The peculiar construction of the steel frame is retained in the steel angles put together with malleable corner irons and held by steel bolts and nuts, making it well-nigh indestructible and preventing any sagging or springing. The sickle is driven in front by a straight drive, in a simple and effective manner, directly from the crank-shaft in front of the drive-wheel, thus securing great power. In the Osborne knotter a swinging disk or twine-holder is used. The most difficult problem in a knotter is to be able to tie successfully the different qualities of twine found on the market. This swinging disk enables any kind of twine, large or small, to be used. When the twine is closed in the disk, and as the knotter begins to tie, the disk rises and yields the twine to the knotter-hook. With this swinging disk but little strain is left on the twine, except that due to the expansion of the bundle when it is discharged by the binder. The machine is equipped with all of the latest devices in the tilting apparatus, the steel sheaf-carrier, transportation trucks and the clover and flax attachment.
The Osborne No. 4 mower has many points of excellence. The main frame is cast in one piece, and is compact and strong, thus insuring easy and steady motion of crank-head pitman. There are four pawls in the drive-wheel, which are interchangeable. They take up all lost motion, the knives are kept in constant motion, clogging cannot occur, and the knives are set in motion the moment the horses start. The gearing is completely inclosed, excluding all wet or dust.
At Mr. Osborne's death the presidency of the company devolved upon his son, T. M. Osborne, who has risen to the difficulties of his position with an energy that augurs well for the future of the Osborne system. J. H. Osborne, a brother of the late president, is secretary, and E. D. Metcalf treasurer
228
Brockport N. Y.
THE oldest reaper factory in the world is located at Brockport, N. Y. In 1844 Seymour & Morgan established a shop at Brockport, known as the Globe Works, for the manufacture of agricultural implements, and quite a business was built up. The beginning of the manufacture of reapers on a successful scale dates from the time that Cyrus H. McCormick was induced to come to Brockport to build his machines.
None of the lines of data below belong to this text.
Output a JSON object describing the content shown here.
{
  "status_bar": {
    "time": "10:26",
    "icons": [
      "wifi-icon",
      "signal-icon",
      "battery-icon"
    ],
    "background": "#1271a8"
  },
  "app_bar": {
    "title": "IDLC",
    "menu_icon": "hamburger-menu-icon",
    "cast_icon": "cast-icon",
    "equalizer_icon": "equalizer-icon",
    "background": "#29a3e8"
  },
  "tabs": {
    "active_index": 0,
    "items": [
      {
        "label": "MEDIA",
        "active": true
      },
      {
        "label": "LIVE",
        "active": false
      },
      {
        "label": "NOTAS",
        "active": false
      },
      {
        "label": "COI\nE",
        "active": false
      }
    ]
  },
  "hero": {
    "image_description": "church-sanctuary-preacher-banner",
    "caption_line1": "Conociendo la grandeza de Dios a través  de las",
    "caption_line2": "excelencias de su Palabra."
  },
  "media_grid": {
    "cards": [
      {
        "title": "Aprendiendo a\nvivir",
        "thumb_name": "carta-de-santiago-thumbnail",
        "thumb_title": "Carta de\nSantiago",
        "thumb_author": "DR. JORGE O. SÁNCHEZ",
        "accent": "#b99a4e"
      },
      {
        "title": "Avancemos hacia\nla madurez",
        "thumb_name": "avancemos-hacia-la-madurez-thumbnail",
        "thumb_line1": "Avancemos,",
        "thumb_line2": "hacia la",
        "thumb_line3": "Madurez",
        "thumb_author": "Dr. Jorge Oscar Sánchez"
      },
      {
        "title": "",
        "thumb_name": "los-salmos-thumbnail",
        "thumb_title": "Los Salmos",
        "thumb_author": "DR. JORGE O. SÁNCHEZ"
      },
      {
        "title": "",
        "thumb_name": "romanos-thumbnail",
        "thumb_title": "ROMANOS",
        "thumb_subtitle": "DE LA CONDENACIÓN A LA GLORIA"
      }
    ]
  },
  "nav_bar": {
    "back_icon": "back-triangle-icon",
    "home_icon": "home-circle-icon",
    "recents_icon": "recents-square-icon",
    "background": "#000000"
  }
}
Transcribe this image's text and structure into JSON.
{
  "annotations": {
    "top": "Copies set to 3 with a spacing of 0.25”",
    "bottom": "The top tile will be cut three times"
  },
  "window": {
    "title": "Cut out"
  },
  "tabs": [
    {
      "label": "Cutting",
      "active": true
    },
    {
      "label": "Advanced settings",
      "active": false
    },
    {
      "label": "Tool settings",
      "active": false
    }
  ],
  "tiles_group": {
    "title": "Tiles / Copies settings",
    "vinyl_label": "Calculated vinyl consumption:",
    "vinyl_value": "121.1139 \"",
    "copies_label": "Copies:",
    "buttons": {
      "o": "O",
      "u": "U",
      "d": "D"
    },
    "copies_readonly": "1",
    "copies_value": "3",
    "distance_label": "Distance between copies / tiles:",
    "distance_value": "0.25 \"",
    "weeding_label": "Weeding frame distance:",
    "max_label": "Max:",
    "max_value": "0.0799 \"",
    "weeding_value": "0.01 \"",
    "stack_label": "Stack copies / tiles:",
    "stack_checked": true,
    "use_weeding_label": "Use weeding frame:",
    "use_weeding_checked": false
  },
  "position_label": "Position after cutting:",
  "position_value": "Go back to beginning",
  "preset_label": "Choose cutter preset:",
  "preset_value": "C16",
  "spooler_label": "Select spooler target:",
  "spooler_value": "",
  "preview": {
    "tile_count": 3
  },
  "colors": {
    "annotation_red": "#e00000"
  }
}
Mr. McCormick had met, while in Washington attending to his patents, the Hon. E. B. Holmes, member of Congress from Brockport, who told him about these new works and of the men in charge, and advised him to go there. The machine which he brought with him for the inspection of Seymour & Morgan was very crude. There was no driver's seat, and the man who raked off walked along beside the platform. The gearing was imperfect, and the sickle was but a thin, straight strip of steel, on the front edge serrated reversely every four or five inches of its length, and liable to be clogged at the slightest provocation. Yet, though so coarse, immature and imperfect, it was a machine with which it was possible to cut grain when the conditions were all favorable. Various trials, however, suggested various improvements. It was cut down a little here, strengthened a little there, and generally brought into better form. The raker sat astride a saddle provided for him in rear of gearing and used an ordinary hand-rake; but the driver rode a horse or walked, for still there was no seat. The result of the negotiations and experiments was that an arrangement was made whereby Seymour & Morgan engaged themselves to build a quantity of McCormick's reapers, as improved, for the following season's harvest; and in pursuance of this arrangement there were built at the old Globe Works by Seymour & Morgan for the harvest of 1846, one hundred of these reapers, the first quantity of harvesting machines ever built by one concern, put upon the market and sold; and thus the old Globe Works became the first reaper factory in the world.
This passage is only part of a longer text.